Biz 2013’te dünya tarihinde yeni bir aşamaya geldik. Büyük güçlerin oluşturduğu bir koalisyon, uzun süredir Amerika Birleşik Devletleri ve müttefiklerinin, 1990’dan sonra empoze ettikleri Soğuk Savaş sonrası Avrasya çözümünü tersine çevirmeye çalışıyordu; 2013’ün ikinci yarısında bu koalisyon zemin kazanmaya başladı. Revizyonist koalisyon, henüz hedeflerine ulaşamadı, Avrasya’da da statüko devam ediyor ama bizim şu andan itibaren, Amerikalı siyasetçilerin, son zamanlara kadar gözardı etmeyi tercih ettikleri meydan okumaya karşı giderek daha çok karşılık vermek zorunda kalacakları bir durum hakkında konuşmamız gerekecek.

Meydan okuyanları Merkezi Güçler olarak adlandıralım. Bunlar mevcut jeopolitik düzenden nefret ettikleri kadar birbirlerinden de nefret ediyor ve korkuyorlar ama bunlar, Amerika Birleşik Devletleri ve bunun baş müttefikleri tarafından tercih edilen bir düzenin, düzensizlikten iyi olduğu inancıyla birbirlerine göbekten bağlılar. En büyük üç meydan okuyucunun -Rusya, Çin ve İran- tamamı, Avrasya’nın mevcut haline kızıyor, bundan nefret ediyor ve korkuyor. Güçler dengesi bunların ihtiraslarını dizginliyor; teşvik ettiği ilkeler ve değerler bunların mevcut rejimlerine ölümcül tehditler teşkil ediyor. Son zamanlara kadar, bunların dünya düzenine kızmaktan başka yapabilecekleri pek bir şey yoktu; şimdi ise giderek meydan okumanın ve sonunda küresel siyasetin çalışma yolunu değiştirmenin bir yolunu bulduklarını düşünüyorlar.

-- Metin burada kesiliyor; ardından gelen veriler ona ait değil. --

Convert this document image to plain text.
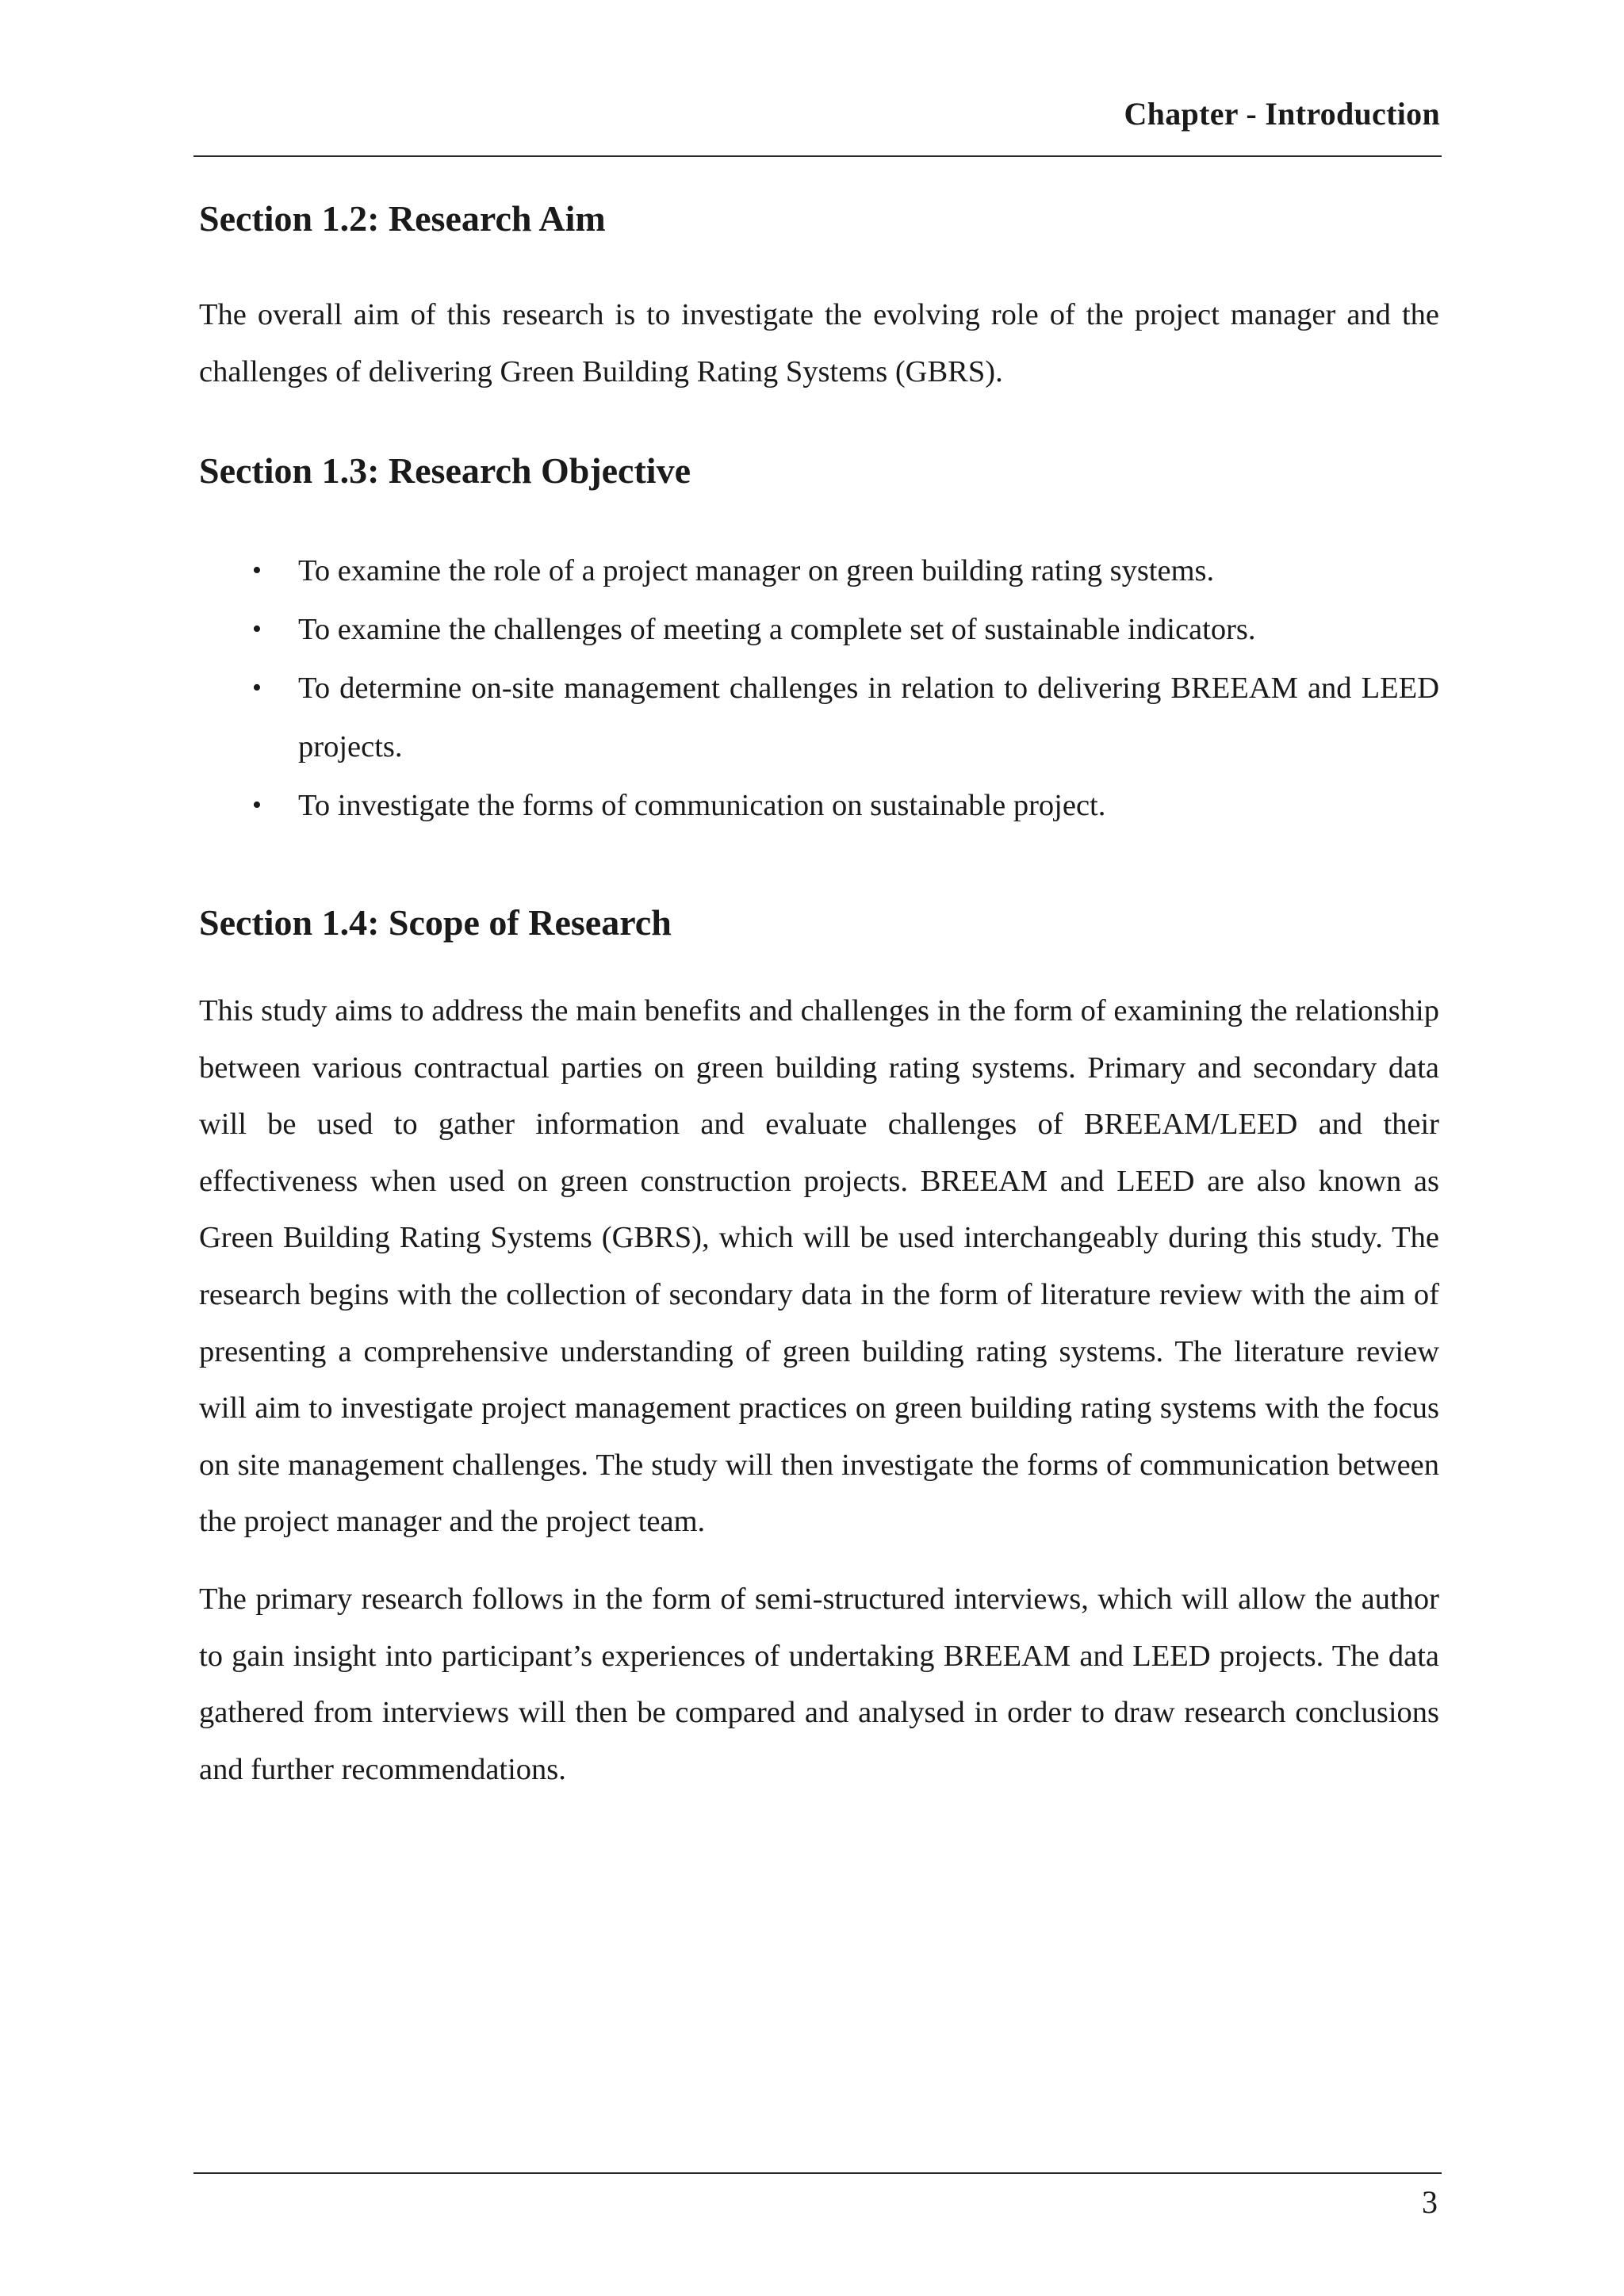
Chapter - Introduction
Section 1.2: Research Aim

The overall aim of this research is to investigate the evolving role of the project manager and the challenges of delivering Green Building Rating Systems (GBRS).

Section 1.3: Research Objective
• To examine the role of a project manager on green building rating systems.
• To examine the challenges of meeting a complete set of sustainable indicators.
• To determine on-site management challenges in relation to delivering BREEAM and LEED projects.
• To investigate the forms of communication on sustainable project.
Section 1.4: Scope of Research

This study aims to address the main benefits and challenges in the form of examining the relationship between various contractual parties on green building rating systems. Primary and secondary data will be used to gather information and evaluate challenges of BREEAM/LEED and their effectiveness when used on green construction projects. BREEAM and LEED are also known as Green Building Rating Systems (GBRS), which will be used interchangeably during this study. The research begins with the collection of secondary data in the form of literature review with the aim of presenting a comprehensive understanding of green building rating systems. The literature review will aim to investigate project management practices on green building rating systems with the focus on site management challenges. The study will then investigate the forms of communication between the project manager and the project team.

The primary research follows in the form of semi-structured interviews, which will allow the author to gain insight into participant’s experiences of undertaking BREEAM and LEED projects. The data gathered from interviews will then be compared and analysed in order to draw research conclusions and further recommendations.

3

Henüz savaş öncesi duruma gelinmiş değil. Merkezi Güçler, Amerika Birleşik Devletleri, AB, Japonya ve Denizcilik Birliği olarak adlandırabileceğimiz bağlı ve ortaklarına kafa kafaya meydan okuyamayacaklarını biliyorlar. Mevcut askeri ve iktisadi gerçekler, böyle bir meydan okumayı, intihara denk kılar. Ama bunlar dünya sistemine kafa kafaya meydan okuyamayacaklarsa, hızla hareket ederek, kapatılmayan kapılar ya da açık bırakılan pencerelerden, zayıf noktalarını ortadan kaldırabilirler. Onlar bizim stratejik dar görüşlülüğümüzü, bize karşı kullanabilirler, temel ittifakımızın bütünlüğünü zayıflatabilirler ve ayağımızın önüne muz atmak için (her şeyden önce, Rusya ve Çin’in veto yetkisine sahip olduğu Birleşmiş Milletler Güvenlik Konseyi olmak üzere) uluslararası sistemin mekanizmalarını kullanabilirler.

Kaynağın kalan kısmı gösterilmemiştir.